Per una nuova ecologica degli spazi del tempo libero
Scaffale Esce oggi per Altreconomia «Turismo insostenibile» di Alex Giuzio
Scaffale Esce oggi per Altreconomia «Turismo insostenibile» di Alex Giuzio
Alla firma di Alex Giuzio i lettori del manifesto associano analisi e cronache relative alle dinamiche economiche e sociali legate al turismo. I suoi articoli, spesso, riportano il luogo dove vengono scritti, «Cervia», una cittadina della costa romagnola, in provincia di Ravenna: Alex è nato lì, in una famiglia di albergatori nella vicina Milano Marittima, cosa che gli ha garantito il «privilegio, causale ma non scontato» di conoscere il turismo da dentro e da vicino fin da piccolo, vivendo da sempre (è nato nel 1990) il problema legato agli «eccessi del turismo», che in Romagna è un dato strutturale ma che in Italia è dibattuto solo da pochi anni.
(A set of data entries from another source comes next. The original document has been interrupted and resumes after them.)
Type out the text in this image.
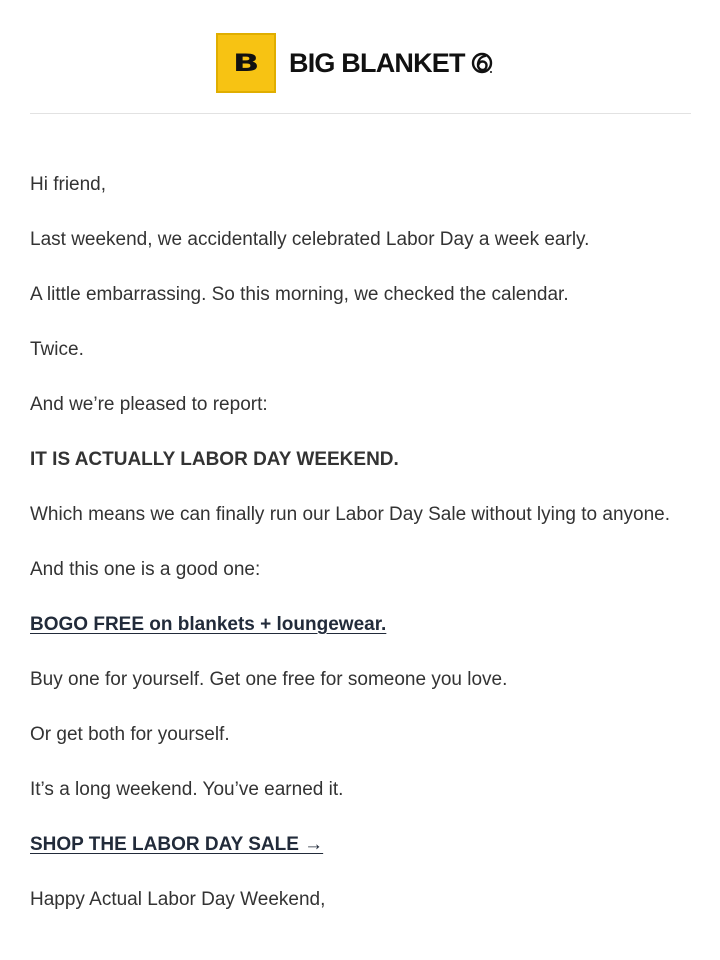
B BIG BLANKET

Hi friend,

Last weekend, we accidentally celebrated Labor Day a week early.

A little embarrassing. So this morning, we checked the calendar.

Twice.

And we’re pleased to report:

IT IS ACTUALLY LABOR DAY WEEKEND.

Which means we can finally run our Labor Day Sale without lying to anyone.

And this one is a good one:

BOGO FREE on blankets + loungewear.

Buy one for yourself. Get one free for someone you love.

Or get both for yourself.

It’s a long weekend. You’ve earned it.

SHOP THE LABOR DAY SALE →

Happy Actual Labor Day Weekend,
LE ANALISI di Giuzio sono ora raccolte in Turismo insostenibile (da oggi in libreria per Altreconomia, pp. 184, euro 16). Il sottotitolo, «per una nuova ecologica degli spazi del tempo libero», indica qual è il punto di vista dell’autore, che richiama la critica profonda che evidenziava già sessant’anni fa Hans Magnus Enzensberger in Una teoria del turismo (Feltrinelli 1965): «Il desiderio nostalgico di liberarsi dalla società andandosene lontano è stato ridisciplinato secondo le regole di quella società da cui si fuggiva. La liberazione dal mondo dell’industria si è stabilita essa stessa come industria; il viaggio dal mondo delle merci è diventato una merce».
Tutto ciò, in tempi recenti, è stato amplificato dalla facilità di spostamento, una presunta libertà che riguarda ancora un numero limitato di privilegiati, in larga parte nei Paesi ricchi. Ci scontriamo, in pratica, con l’idea che esista un presunto diritto alle vacanze ovunque (in corsivo nel testo), illimitabile: i dati della World Tourism Organization evidenziano che da quando il mondo ha iniziato ad occuparsi di cambiamenti climatici (nei primi anni ’90) il numero di viaggiatori internazionali è più che triplicato, arrivando a 1,4 miliardi. Un dato impressionante, che evidenzia come il turismo sembri vivere in un altro mondo, senza porsi limiti di crescita. Invece, scrive Giuzio, «in tempi di crisi climatica, il turismo globale è una delle pratiche destinate a finire. l’umanità non può più consumare il mondo come sta facendo dalla prima rivoluzione industriale».
L’affermazione assume un punto di vista molto radicale, quasi imposto dalla complessità della questione climatica: «“Fine del turismo” non significa proibire o interrompere le vacanze, bensì frenare e ridimensionare un sistema che ha raggiunto degli eccessi inaccettabili, tanto che la stessa parola “turismo” ha assunto un’accezione negativa» scrive Giuzio.
Ecco spiegato il titolo del libro, che non vuole attaccare il turismo responsabile e i soggetti che lo rappresentano e promuovono, ma sottolinea l’esigenza di affrontare in modo politico la questione: «Il turismo può iniziare a essere etico in termini ambientali, sociali ed economici, non solo a livello individuale, ma soprattutto collettivo. Per farlo occorre una regia europea che consideri il turismo come un problema ecologico, alla pari dell’estrazione delle fonti fossili» scrive Giuzio. E ancora: «Per cambiare l’attuale modello turistico e in generale interrompere le emissioni climalteranti, le scelte personali non bastano».
LA QUESTIONE È POLITICA. Per affrontare il problema dell’eccesso di turismo, serve pianificazione, perché anche chi si muove col treno o con l’auto elettrica per raggiungere una meta di vacanza non è esente da responsabilità, perché nelle località a elevata vocazione turistica, con grandi quantità di persone che fruiscono di risorse naturali come spiagge e montagne, il turismo genera problemi ambientali come la cementificazione, la distruzione della biodiversità, i rifiuti, la subsidenza, l’erosione. Non c’è altra strada, scrive Giuzio, che limitare il turismo per preservare i beni comuni che alimentano il turismo stesso. In Italia, ad oggi, il 70% dei turisti stranieri si riversa nell’1% del territorio e il 10% dei siti culturali attira il 50% dei visitatori: com’è possibile continuare così? Il fallimento, quindi, è quello del modello neoliberista applicato al turismo. Il mercato non è in grado di auto-regolarsi ma si sta auto-fagocitando.